Tenille wich einem Kinderwagen aus, in dem ein Kleinkind mit schokoladebeschmiertem Mondgesicht und einem Schnuller im Mund lag, der wie ein Stöpsel die Luft zu stoppen schien, damit die dicken Backen aufgeblasen blieben. Die junge Frau, die den Kinderwagen schob, wirkte nicht viel älter als Tenille. »So was schaff ich einfach nicht, Jane«, sagte Tenille niedergeschlagen. »Vielleicht könnte ich irgendwas anderes mit Versen machen. Rappen wie Ms. Dynamite«, fügte sie hinzu, klang aber nicht sehr überzeugt. Sie wussten beide, dass es nie so weit kommen würde. Außer wenn jemand eine Droge zur Hebung des Selbstbewusstseins erfände, die Jane ihr spritzen könnte, bevor sie dem Heroin verfiel, das die halbe Siedlung als Beruhigungsmittel zu nehmen schien. Jane blieb an der Bushaltestelle stehen und wandte sich Tenille zu. »Niemand kann dir die Worte in deinem Kopf wegnehmen«, sagte sie.

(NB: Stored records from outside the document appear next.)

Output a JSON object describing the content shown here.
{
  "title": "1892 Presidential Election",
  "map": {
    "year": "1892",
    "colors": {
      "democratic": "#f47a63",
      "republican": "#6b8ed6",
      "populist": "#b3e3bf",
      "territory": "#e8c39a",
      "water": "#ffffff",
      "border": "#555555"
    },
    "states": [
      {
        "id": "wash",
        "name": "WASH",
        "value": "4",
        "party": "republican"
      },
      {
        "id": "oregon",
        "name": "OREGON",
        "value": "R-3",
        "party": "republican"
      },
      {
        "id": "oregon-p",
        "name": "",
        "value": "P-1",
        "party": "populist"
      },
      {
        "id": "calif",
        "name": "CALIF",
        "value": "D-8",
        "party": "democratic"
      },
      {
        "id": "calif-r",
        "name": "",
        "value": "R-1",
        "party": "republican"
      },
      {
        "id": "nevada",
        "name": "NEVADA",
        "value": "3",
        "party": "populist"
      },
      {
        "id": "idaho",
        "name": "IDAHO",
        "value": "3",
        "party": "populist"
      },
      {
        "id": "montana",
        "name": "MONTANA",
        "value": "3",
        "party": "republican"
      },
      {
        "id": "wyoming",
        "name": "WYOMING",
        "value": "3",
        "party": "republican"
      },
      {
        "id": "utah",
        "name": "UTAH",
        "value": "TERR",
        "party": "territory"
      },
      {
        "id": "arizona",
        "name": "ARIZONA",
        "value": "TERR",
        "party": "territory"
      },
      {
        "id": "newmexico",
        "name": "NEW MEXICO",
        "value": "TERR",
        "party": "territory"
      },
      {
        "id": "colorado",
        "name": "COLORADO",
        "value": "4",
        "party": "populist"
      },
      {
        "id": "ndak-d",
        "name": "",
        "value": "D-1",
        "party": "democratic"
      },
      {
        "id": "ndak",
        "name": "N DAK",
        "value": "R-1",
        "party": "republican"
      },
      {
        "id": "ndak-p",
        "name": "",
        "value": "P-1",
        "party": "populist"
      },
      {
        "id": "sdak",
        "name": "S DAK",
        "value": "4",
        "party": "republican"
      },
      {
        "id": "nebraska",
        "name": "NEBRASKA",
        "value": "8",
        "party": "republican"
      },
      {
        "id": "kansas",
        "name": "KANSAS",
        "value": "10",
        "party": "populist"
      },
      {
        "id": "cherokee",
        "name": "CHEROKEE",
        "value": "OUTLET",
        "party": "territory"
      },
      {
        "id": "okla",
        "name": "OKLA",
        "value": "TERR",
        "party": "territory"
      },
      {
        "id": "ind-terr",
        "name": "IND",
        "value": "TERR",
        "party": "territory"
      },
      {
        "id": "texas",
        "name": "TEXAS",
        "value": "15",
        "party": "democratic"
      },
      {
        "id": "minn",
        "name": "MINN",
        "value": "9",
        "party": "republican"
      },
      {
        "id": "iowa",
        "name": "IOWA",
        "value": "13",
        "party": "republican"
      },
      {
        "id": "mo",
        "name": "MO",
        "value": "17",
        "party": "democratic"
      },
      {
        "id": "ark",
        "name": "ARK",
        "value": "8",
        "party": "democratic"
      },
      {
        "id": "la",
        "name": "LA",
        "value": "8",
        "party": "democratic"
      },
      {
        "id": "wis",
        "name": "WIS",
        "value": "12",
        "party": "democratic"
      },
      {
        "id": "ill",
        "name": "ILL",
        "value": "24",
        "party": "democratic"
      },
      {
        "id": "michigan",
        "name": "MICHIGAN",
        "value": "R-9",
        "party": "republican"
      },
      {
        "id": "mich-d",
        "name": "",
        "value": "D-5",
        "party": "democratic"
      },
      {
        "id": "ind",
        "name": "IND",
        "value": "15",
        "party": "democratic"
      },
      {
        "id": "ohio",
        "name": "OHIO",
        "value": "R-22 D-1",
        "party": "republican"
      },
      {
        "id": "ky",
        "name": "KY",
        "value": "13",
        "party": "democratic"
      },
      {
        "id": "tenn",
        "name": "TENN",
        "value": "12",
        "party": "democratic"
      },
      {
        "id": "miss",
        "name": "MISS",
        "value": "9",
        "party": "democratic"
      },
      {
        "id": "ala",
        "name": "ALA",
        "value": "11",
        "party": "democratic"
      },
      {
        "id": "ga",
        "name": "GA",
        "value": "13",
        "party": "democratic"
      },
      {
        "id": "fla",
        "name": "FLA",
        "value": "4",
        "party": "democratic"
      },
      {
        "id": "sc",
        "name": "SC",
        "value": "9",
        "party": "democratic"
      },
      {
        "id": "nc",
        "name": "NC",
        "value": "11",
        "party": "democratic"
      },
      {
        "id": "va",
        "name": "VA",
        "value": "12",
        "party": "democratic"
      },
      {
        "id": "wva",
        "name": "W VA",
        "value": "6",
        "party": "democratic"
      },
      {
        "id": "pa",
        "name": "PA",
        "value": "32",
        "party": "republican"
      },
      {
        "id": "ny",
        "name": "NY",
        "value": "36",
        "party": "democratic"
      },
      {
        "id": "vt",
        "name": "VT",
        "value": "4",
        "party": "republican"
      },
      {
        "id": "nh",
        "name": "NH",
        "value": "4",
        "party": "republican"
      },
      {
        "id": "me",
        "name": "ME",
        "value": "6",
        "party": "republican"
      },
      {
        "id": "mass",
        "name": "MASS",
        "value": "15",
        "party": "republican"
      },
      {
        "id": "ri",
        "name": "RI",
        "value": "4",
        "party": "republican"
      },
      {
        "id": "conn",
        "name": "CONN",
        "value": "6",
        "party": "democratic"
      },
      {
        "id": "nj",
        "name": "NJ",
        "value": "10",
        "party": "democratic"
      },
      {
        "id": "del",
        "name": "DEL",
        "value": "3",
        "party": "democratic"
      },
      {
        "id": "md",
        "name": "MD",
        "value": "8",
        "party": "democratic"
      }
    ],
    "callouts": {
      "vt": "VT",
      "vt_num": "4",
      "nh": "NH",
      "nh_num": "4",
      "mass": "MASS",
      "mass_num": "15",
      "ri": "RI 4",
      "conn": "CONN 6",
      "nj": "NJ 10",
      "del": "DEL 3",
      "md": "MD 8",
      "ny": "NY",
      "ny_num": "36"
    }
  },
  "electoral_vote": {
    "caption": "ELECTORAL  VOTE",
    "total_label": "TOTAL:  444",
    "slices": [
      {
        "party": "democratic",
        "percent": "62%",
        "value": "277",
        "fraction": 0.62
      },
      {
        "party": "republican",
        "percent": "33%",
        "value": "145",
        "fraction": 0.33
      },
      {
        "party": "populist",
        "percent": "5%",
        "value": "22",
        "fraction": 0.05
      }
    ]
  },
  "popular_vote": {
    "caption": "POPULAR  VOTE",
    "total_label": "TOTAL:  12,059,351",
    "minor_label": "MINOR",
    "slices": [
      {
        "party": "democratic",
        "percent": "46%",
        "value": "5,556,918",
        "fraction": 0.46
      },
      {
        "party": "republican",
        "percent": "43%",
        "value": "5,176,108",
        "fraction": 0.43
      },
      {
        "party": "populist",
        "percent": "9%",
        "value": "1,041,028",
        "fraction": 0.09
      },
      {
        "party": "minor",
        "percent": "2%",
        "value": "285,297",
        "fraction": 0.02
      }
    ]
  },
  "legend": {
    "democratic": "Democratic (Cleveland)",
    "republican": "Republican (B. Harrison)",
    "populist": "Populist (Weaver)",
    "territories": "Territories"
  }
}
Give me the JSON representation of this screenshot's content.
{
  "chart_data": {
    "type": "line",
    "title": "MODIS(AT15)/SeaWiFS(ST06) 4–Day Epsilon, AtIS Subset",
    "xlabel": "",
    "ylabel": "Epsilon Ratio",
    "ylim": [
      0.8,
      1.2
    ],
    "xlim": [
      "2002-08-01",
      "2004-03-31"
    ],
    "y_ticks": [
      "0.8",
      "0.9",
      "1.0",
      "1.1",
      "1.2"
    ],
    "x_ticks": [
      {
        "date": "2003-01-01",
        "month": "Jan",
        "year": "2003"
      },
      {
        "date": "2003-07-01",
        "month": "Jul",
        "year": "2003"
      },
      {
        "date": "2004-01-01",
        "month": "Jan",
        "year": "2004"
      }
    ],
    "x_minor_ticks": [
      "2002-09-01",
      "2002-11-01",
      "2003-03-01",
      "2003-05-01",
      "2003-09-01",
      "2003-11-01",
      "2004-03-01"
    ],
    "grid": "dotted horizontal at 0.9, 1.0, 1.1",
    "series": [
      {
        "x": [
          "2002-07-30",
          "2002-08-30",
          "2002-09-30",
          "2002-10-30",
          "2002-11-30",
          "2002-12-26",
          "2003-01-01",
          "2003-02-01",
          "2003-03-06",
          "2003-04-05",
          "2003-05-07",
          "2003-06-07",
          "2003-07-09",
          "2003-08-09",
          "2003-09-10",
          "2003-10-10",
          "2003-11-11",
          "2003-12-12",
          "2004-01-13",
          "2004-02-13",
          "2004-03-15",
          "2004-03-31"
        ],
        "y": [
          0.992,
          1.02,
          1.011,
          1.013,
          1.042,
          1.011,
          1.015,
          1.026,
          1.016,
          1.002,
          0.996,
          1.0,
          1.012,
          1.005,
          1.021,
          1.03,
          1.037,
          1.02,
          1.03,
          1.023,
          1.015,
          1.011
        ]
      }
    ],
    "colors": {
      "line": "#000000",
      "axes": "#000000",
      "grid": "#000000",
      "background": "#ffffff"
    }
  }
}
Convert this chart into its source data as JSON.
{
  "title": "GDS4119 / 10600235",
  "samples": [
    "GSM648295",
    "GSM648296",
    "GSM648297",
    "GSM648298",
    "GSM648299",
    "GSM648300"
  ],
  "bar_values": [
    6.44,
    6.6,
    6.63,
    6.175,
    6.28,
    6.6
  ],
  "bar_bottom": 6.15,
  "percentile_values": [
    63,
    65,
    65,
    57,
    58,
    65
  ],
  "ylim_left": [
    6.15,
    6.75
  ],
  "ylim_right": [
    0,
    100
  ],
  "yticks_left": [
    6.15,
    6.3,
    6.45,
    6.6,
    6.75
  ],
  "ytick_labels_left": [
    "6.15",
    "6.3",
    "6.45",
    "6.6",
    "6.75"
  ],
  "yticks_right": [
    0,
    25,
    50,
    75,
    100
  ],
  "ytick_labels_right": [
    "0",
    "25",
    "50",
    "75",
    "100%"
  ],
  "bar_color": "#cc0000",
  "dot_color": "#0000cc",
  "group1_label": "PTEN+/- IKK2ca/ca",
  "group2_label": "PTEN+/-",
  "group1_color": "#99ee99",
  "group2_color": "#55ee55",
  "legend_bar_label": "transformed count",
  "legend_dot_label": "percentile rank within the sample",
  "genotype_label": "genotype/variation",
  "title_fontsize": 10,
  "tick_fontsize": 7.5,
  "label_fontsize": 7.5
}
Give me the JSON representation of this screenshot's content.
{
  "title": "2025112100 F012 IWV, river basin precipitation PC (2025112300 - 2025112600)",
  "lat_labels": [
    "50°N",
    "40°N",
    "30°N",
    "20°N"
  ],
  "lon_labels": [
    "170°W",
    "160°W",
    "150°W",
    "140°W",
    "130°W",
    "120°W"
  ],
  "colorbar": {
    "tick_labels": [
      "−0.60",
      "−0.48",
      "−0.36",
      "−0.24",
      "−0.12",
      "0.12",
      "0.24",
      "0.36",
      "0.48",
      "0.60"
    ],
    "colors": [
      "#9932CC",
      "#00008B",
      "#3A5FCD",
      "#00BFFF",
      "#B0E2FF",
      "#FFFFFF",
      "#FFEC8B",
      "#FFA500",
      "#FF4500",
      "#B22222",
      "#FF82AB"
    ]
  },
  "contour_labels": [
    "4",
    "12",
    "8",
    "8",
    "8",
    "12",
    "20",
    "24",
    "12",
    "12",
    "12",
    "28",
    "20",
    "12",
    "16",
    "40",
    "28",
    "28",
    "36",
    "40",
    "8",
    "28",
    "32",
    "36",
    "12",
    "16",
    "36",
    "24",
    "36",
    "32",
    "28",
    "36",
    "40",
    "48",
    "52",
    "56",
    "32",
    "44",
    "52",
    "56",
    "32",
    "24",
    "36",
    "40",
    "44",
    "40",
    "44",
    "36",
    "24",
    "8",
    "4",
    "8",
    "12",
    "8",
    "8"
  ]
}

Tenille zupfte an einem abgekauten Fingernagel und starrte auf den Gehweg. »Meinst du, das weiß ich nicht?«, schrie sie beinahe. »Wie sonst meinst du, verdammt noch mal, schaffe ich es, zu überleben?« Plötzlich drehte sie sich auf den Fußballen um, lief weg und sprang mit überraschend eleganten Bewegungen wie eine Gazelle den unebenen Bürgersteig entlang. Sie verschwand in einer Gasse, und Jane empfand die gewohnte Mischung aus herzlicher Zuneigung und Frust. Während der zehn Minuten Busfahrt dachte sie weiter darüber nach, und der Gedanke verfolgte sie immer noch, als sie die Tür der Weinbar aufstieß.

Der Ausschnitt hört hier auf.